How much you enjoy Forza Motorsport 3 entirely depends on the time you have to invest in it. If you’re able to put in the man-hours you’ll find a racing sim that’s a deep as you want it to be, and just as rewarding. If you’re only able to play a few minutes here and there, well, it’s not really the same thing.
The game presents itself as a driving simulator, but one that won’t punish you for not knowing the difference between a carburetor and a CD changer. And, incidentally, you’ll be changing the game disc as soon as you turn it on, for the game’s developer’s, Turn 10, couldn’t fit it all on just one; an optional content install prompts as soon as the game loads. You’ll need approximately 2GB of free space on your hard drive to get the entire FM3 experience.

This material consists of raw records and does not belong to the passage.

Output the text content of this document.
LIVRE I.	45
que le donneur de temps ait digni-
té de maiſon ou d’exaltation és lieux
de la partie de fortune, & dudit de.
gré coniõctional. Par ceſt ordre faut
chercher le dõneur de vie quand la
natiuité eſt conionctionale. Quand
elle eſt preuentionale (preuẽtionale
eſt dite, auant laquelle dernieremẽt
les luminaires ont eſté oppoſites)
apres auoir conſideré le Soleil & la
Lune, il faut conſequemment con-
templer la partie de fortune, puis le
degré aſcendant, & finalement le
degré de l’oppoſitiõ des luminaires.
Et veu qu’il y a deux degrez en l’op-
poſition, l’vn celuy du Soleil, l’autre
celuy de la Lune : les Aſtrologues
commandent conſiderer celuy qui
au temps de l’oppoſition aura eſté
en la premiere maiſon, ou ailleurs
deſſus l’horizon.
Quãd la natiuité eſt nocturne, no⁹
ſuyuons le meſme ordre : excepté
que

From there a cheery British announcer guides you through the game—it’s as if you’re playing Top Gear. The standard modes are there, but it’s career mode that shows the game in its best light. You’re granted a low-level car—something that you yourself may well own in real life—then race from event to event, earning credits and plaudits from other car manufacturers along the way. The credits are used to buy upgrades, while after the occasional successful race you’ll get a message along the lines of: “Fiat thinks you’re a good driver, so they’re giving you this brand new car for free!”
Lather, rinse, repeat. You’ll go from Class Z clunker to Class A holy-cow-this-is-fast as you plug along in career mode, which will take some time. Better skip out on Heroes this week if you want to make the most of this game.
The game looks good, yes, but I’m hesitant to call it the best-looking racing game I’ve ever played: that title belongs to Racer Driver: Grid. (Note: I never bought Dirt 2 because rally racing doesn’t appeal to me.) I don’t know, things just look too shiny to me. The best way I can describe it is, remember the first few FIFA games for the PS3/360, and how “shiny” the player models looked? I get the same feeling here.
Not that we’re graphics whores ’round these parts, but I’d be remiss to not mention how the game looks.
To make another comparison to Race Driver: Grid, I do feel that the menus in the game, and just the way the game is presented, is less interesting than Codemasters’ hit. In Grid, menus fly by and spin in circles, you can see people walking about your garage while selecting a new paint scheme, your earned credits fill up in dramatic fashion, slowing down as you approach an upgrade point… It just seems more “next-gen,” more “hmm, now this is different” than FM3, which is very much “well, this isn’t anything special.”
So is the game good? Yes, of course; I dare you not to enjoy it. You will, however, have a much better time if you can sit there for several hours rather than treating it as a quick “hey let me kill 10 minutes” fix.